The median age was 55.5 years. 5.9% of residents were under the age of 18; 5.9% were between the ages of 18 and 24; 11.8% were from 25 to 44; 47.1% were from 45 to 64; and 29.4% were 65 years of age or older. The gender makeup was 47.1% male and 52.9% female.

===2000 census===
At the 2000 census there were 27 people, 12 households and 8 families living in the city. The population density was 374.2 PD/sqmi. There were 19 housing units at an average density of 263.4 /sqmi. The racial makeup was 100.00% White.

There were 12 households, of which 8.3% had children under the age of 18 living with them, 58.3% were married couples living together, and 33.3% were non-families. 25.0% of all households were made up of individuals, and 8.3% had someone living alone who was 65 years of age or older. The average household size was 2.25 and the average family size was 2.75.

22.2% of the population were under the age of 18, 14.8% from 25 to 44, 25.9% from 45 to 64, and 37.0% who were 65 years of age or older. The median age was 58 years. For every 100 females, there were 107.7 males.

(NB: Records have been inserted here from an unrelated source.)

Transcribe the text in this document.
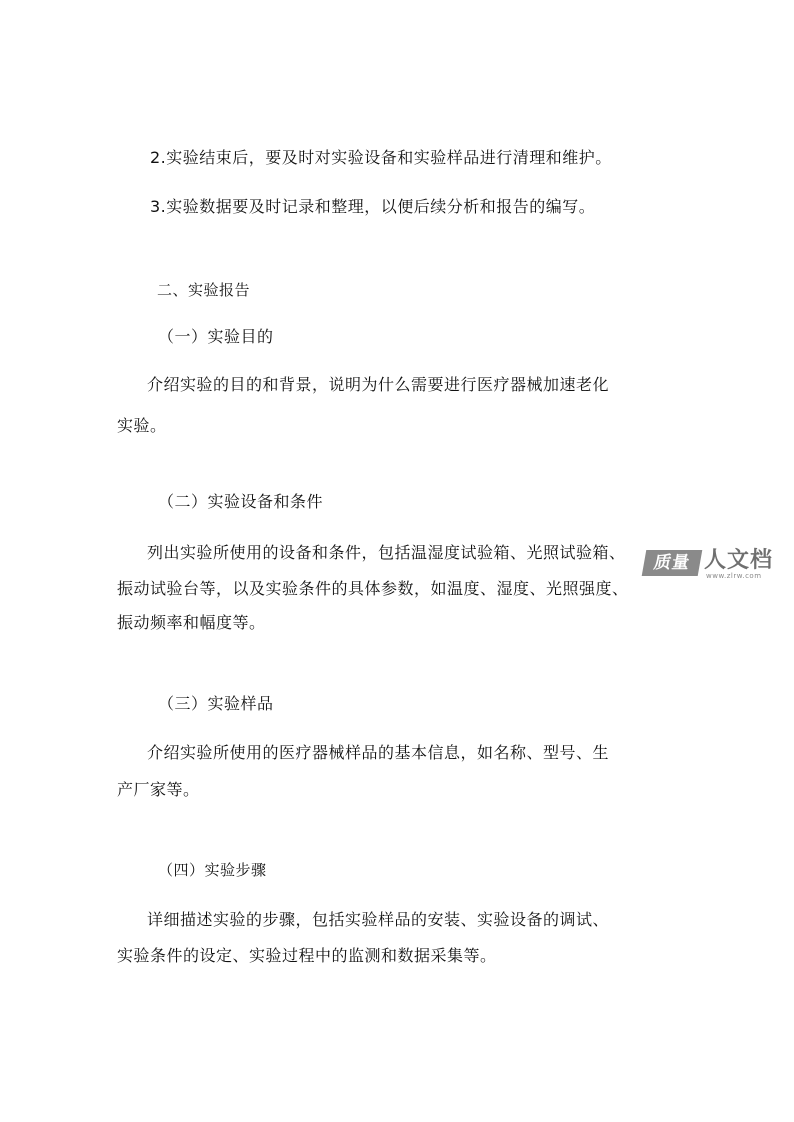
2.实验结束后，要及时对实验设备和实验样品进行清理和维护。
3.实验数据要及时记录和整理，以便后续分析和报告的编写。
二、实验报告
（一）实验目的
介绍实验的目的和背景，说明为什么需要进行医疗器械加速老化
实验。
（二）实验设备和条件
列出实验所使用的设备和条件，包括温湿度试验箱、光照试验箱、
振动试验台等，以及实验条件的具体参数，如温度、湿度、光照强度、
振动频率和幅度等。
（三）实验样品
介绍实验所使用的医疗器械样品的基本信息，如名称、型号、生
产厂家等。
（四）实验步骤
详细描述实验的步骤，包括实验样品的安装、实验设备的调试、
实验条件的设定、实验过程中的监测和数据采集等。
质量 人文档
www.zlrw.com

For every 100 females age 18 and over, there were 133.3 males.

The median household income was $25,000 and the median family income was $66,250. Males had a median income of $21,250 and females $41,250. The per capita income was $20,331. There were 20.0% of families and 11.4% of the population living below the poverty line, including no under eighteens and 33.3% of those over 64.

==Education==
The community is served by Cunningham–West Kingman County USD 332 public school district.